Jared cooperatively woke up about six. Great time for school days. Not so great for a Saturday.
I can't recall the last time I got the opportunity to 'sleep in'.
Even if I am sick, I can't be sick and lounge around in bed because there is just too much to do.
Despite evidence to the contrary, I do make at least a half-hearted attempt to clean the house and do laundry, it's just that I'm swimming against the current on the effort. When there are 4 human and 1 non-human messmakers in the household, as well as the assorted canid guests (I do babysit my furry nieces and nephews from time to time), there is always something to sweep up, wipe up, pick up or straighten up.
Times like these, I am all in favor of living in the great outdoors.
Have you ever awakened from one of those "gee, I'm sure I went to bed but why am I so dang tired" nights and felt as if only careful movement would keep your head from rolling right off of your body? I haven't got reliable experiences to share regarding the degrees of hangover since I am not a boozer, but I have been told by those who have abundant life experiences waking up in odd places so frequently that it has become 'normal' to them that the foggy "I'm not sure how I got here" feeling is a major league component of the event.
I'm thankful that isn't a daily occurence in my own life.
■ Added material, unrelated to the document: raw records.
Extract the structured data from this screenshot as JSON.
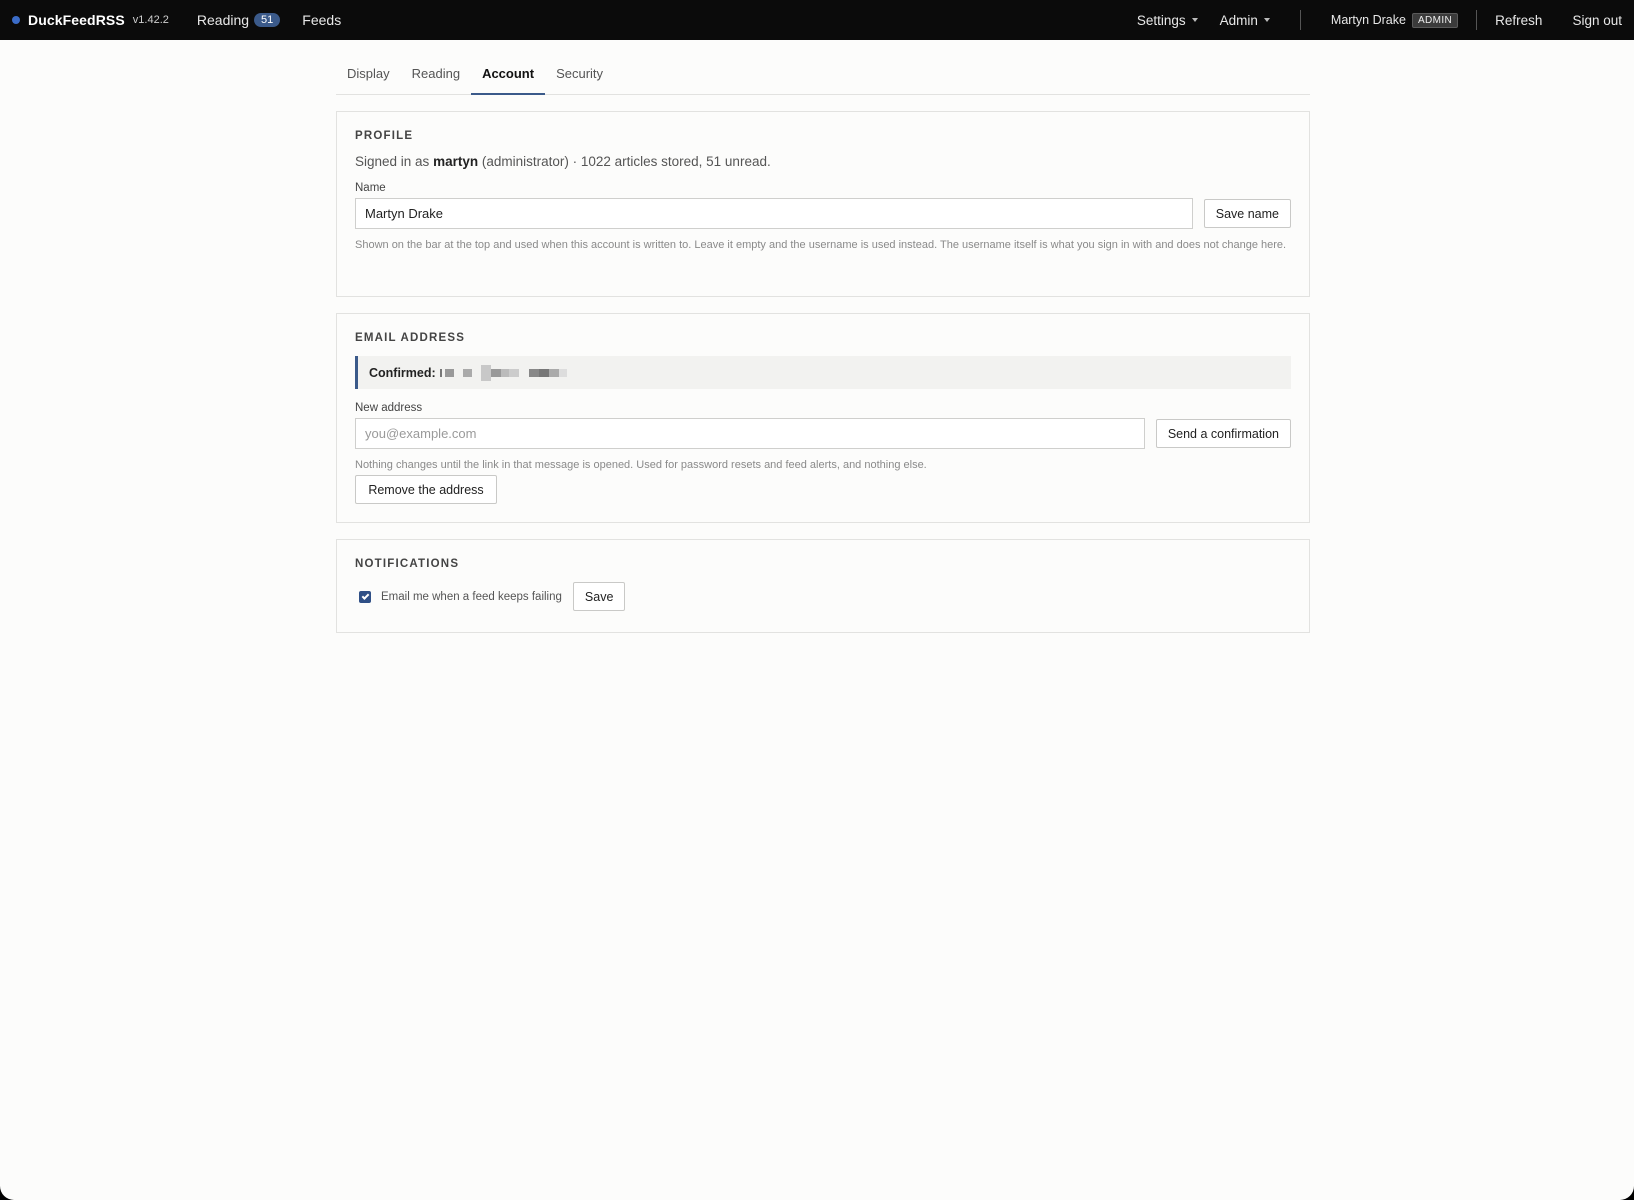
{
  "topbar": {
    "brand": "DuckFeedRSS",
    "version": "v1.42.2",
    "nav": [
      {
        "label": "Reading",
        "badge": "51"
      },
      {
        "label": "Feeds"
      }
    ],
    "settings_label": "Settings",
    "admin_label": "Admin",
    "user_name": "Martyn Drake",
    "user_role": "ADMIN",
    "refresh_label": "Refresh",
    "signout_label": "Sign out"
  },
  "tabs": [
    "Display",
    "Reading",
    "Account",
    "Security"
  ],
  "active_tab": "Account",
  "profile": {
    "title": "PROFILE",
    "signed_prefix": "Signed in as ",
    "username": "martyn",
    "signed_suffix": " (administrator) · 1022 articles stored, 51 unread.",
    "name_label": "Name",
    "name_value": "Martyn Drake",
    "save_label": "Save name",
    "help": "Shown on the bar at the top and used when this account is written to. Leave it empty and the username is used instead. The username itself is what you sign in with and does not change here."
  },
  "email": {
    "title": "EMAIL ADDRESS",
    "confirmed_label": "Confirmed: ",
    "new_label": "New address",
    "placeholder": "you@example.com",
    "send_label": "Send a confirmation",
    "help": "Nothing changes until the link in that message is opened. Used for password resets and feed alerts, and nothing else.",
    "remove_label": "Remove the address"
  },
  "notifications": {
    "title": "NOTIFICATIONS",
    "checkbox_label": "Email me when a feed keeps failing",
    "checked": true,
    "save_label": "Save"
  },
  "colors": {
    "accent": "#3b5a8a",
    "topbar": "#0b0b0b",
    "badge": "#3b5a8a"
  }
}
And I'm thankful that this groggy morning will pass as the sun eventually climbs into the eastern sky and stops burning a hole in my retinas from the window by my desk.
I started the laundry about 6:15 this morning in the hopes that I can get it done and relax this evening. Ha ha ha! Yeah, I know. It was funny to me too.
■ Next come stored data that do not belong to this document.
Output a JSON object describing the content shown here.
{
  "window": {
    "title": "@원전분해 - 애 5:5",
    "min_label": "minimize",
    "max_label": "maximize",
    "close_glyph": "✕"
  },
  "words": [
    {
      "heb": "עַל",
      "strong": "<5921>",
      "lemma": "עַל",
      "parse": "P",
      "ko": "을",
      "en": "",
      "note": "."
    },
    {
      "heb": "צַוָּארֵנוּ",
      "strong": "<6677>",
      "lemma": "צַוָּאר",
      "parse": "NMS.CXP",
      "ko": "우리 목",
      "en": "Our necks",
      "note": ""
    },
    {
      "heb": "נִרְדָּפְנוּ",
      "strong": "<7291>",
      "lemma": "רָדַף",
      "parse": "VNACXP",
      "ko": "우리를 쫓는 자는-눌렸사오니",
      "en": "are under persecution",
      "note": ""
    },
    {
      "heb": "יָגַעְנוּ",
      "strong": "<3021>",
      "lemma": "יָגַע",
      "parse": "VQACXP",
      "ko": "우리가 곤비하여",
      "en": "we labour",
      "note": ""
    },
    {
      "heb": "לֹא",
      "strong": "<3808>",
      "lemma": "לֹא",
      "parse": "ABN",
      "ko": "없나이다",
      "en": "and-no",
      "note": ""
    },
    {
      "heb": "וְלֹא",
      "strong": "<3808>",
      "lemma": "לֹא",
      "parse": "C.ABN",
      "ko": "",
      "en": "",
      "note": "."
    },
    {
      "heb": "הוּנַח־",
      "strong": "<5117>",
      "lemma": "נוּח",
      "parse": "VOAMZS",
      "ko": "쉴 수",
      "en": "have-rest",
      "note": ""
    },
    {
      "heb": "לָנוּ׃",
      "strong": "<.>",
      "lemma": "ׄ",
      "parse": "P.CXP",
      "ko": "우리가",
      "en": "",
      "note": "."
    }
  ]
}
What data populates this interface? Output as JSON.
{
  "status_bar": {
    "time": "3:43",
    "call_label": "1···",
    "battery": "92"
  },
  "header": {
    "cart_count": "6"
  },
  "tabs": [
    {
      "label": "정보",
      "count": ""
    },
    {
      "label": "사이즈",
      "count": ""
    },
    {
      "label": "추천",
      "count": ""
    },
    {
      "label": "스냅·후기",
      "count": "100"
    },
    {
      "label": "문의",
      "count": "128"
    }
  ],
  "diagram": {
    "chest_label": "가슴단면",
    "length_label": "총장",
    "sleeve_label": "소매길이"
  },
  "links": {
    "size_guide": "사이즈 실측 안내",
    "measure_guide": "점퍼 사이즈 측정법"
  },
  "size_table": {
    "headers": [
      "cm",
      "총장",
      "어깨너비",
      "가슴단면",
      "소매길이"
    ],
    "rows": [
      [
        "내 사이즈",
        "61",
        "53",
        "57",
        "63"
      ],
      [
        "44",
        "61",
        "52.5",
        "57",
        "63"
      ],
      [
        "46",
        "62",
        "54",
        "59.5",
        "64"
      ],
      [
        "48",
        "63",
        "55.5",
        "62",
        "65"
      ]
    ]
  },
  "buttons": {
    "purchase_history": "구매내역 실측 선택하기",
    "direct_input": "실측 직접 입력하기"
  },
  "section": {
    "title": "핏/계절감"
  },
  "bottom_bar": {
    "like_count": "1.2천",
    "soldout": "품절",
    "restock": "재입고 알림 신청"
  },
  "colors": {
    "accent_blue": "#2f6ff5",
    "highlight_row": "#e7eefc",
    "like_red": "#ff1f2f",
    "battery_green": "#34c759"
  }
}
Even if the clothes are washed, there are beds to strip and recover, sheets, pillowcases and the assorted wayward sock that must be gathered, mopping that calls out to be done, carpeted floors in need of a serious vacuuming and bathrooms that desperately need their weekend reprieve from the grime of daily living.
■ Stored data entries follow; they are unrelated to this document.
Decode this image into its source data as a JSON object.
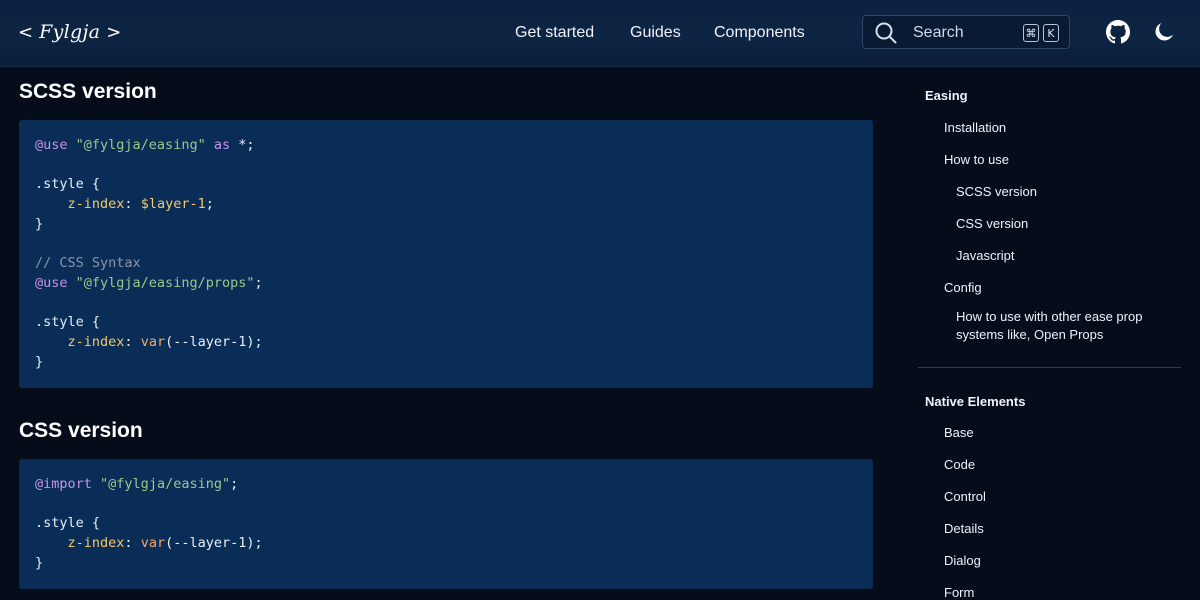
{
  "header": {
    "logo_left": "<",
    "logo_text": "Fylgja",
    "logo_right": ">",
    "nav": [
      "Get started",
      "Guides",
      "Components"
    ],
    "search_placeholder": "Search",
    "search_key_cmd": "⌘",
    "search_key_k": "K"
  },
  "main": {
    "sections": [
      {
        "title": "SCSS version",
        "code": [
          [
            {
              "t": "@use",
              "c": "kw"
            },
            {
              "t": " "
            },
            {
              "t": "\"@fylgja/easing\"",
              "c": "str"
            },
            {
              "t": " "
            },
            {
              "t": "as",
              "c": "kw"
            },
            {
              "t": " *;"
            }
          ],
          [],
          [
            {
              "t": ".style {"
            }
          ],
          [
            {
              "t": "    "
            },
            {
              "t": "z-index",
              "c": "prop"
            },
            {
              "t": ": "
            },
            {
              "t": "$layer-1",
              "c": "var"
            },
            {
              "t": ";"
            }
          ],
          [
            {
              "t": "}"
            }
          ],
          [],
          [
            {
              "t": "// CSS Syntax",
              "c": "cm"
            }
          ],
          [
            {
              "t": "@use",
              "c": "kw"
            },
            {
              "t": " "
            },
            {
              "t": "\"@fylgja/easing/props\"",
              "c": "str"
            },
            {
              "t": ";"
            }
          ],
          [],
          [
            {
              "t": ".style {"
            }
          ],
          [
            {
              "t": "    "
            },
            {
              "t": "z-index",
              "c": "prop"
            },
            {
              "t": ": "
            },
            {
              "t": "var",
              "c": "fn"
            },
            {
              "t": "(--layer-1);"
            }
          ],
          [
            {
              "t": "}"
            }
          ]
        ]
      },
      {
        "title": "CSS version",
        "code": [
          [
            {
              "t": "@import",
              "c": "kw"
            },
            {
              "t": " "
            },
            {
              "t": "\"@fylgja/easing\"",
              "c": "str"
            },
            {
              "t": ";"
            }
          ],
          [],
          [
            {
              "t": ".style {"
            }
          ],
          [
            {
              "t": "    "
            },
            {
              "t": "z-index",
              "c": "prop"
            },
            {
              "t": ": "
            },
            {
              "t": "var",
              "c": "fn"
            },
            {
              "t": "(--layer-1);"
            }
          ],
          [
            {
              "t": "}"
            }
          ]
        ]
      }
    ]
  },
  "toc": {
    "groups": [
      {
        "title": "Easing",
        "items": [
          {
            "label": "Installation",
            "level": 1
          },
          {
            "label": "How to use",
            "level": 1
          },
          {
            "label": "SCSS version",
            "level": 2
          },
          {
            "label": "CSS version",
            "level": 2
          },
          {
            "label": "Javascript",
            "level": 2
          },
          {
            "label": "Config",
            "level": 1
          },
          {
            "label": "How to use with other ease prop systems like, Open Props",
            "level": 2
          }
        ]
      },
      {
        "title": "Native Elements",
        "items": [
          {
            "label": "Base",
            "level": 1
          },
          {
            "label": "Code",
            "level": 1
          },
          {
            "label": "Control",
            "level": 1
          },
          {
            "label": "Details",
            "level": 1
          },
          {
            "label": "Dialog",
            "level": 1
          },
          {
            "label": "Form",
            "level": 1
          }
        ]
      }
    ]
  },
  "colors": {
    "background": "#050d1a",
    "header": "#0c2241",
    "code_block": "#0a2d57",
    "keyword": "#c792ea",
    "string": "#98c98a",
    "property": "#f2c96b",
    "comment": "#8a96a8"
  }
}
I'm thinking there won't be much relaxing going on if these chores are to actually be performed.
Just sitting here looking at the items on my cluttered desk in desperate need of organization, I am reminded of a favorite quote: "A clean desk is the sign of a sick mind." Ha! I love that, simply because if my desk IS clean, then I can't find anything. That sounds stupid, but it's true.
This morning, my eyes feel as if they have been used to play marbles in the sandbox. It's a real shame I can't do as Mad Eye Moody and plop them into a glass of water for a quick once over rinse. Some days, they really feel like they could use one.
I suppose there isn't any reason for prolonging the inevitability of the chores that await. They will still be there if I do nothing, but the depressing thing about that is that they will still be there... No magic fairy dust sprinkled over the chores to miraculously complete them, no wand waving spectacle - just elbow grease and hard work.
Enough slacking. If I continue to sit here and type, I'll completely talk myself out of doing anything resembling useful effort. And somehow, that won't feel so good later on tonight.
It's an odd trade-off. Exhaust yourself now to feel good later.
Time to move, people. We're burning daylight!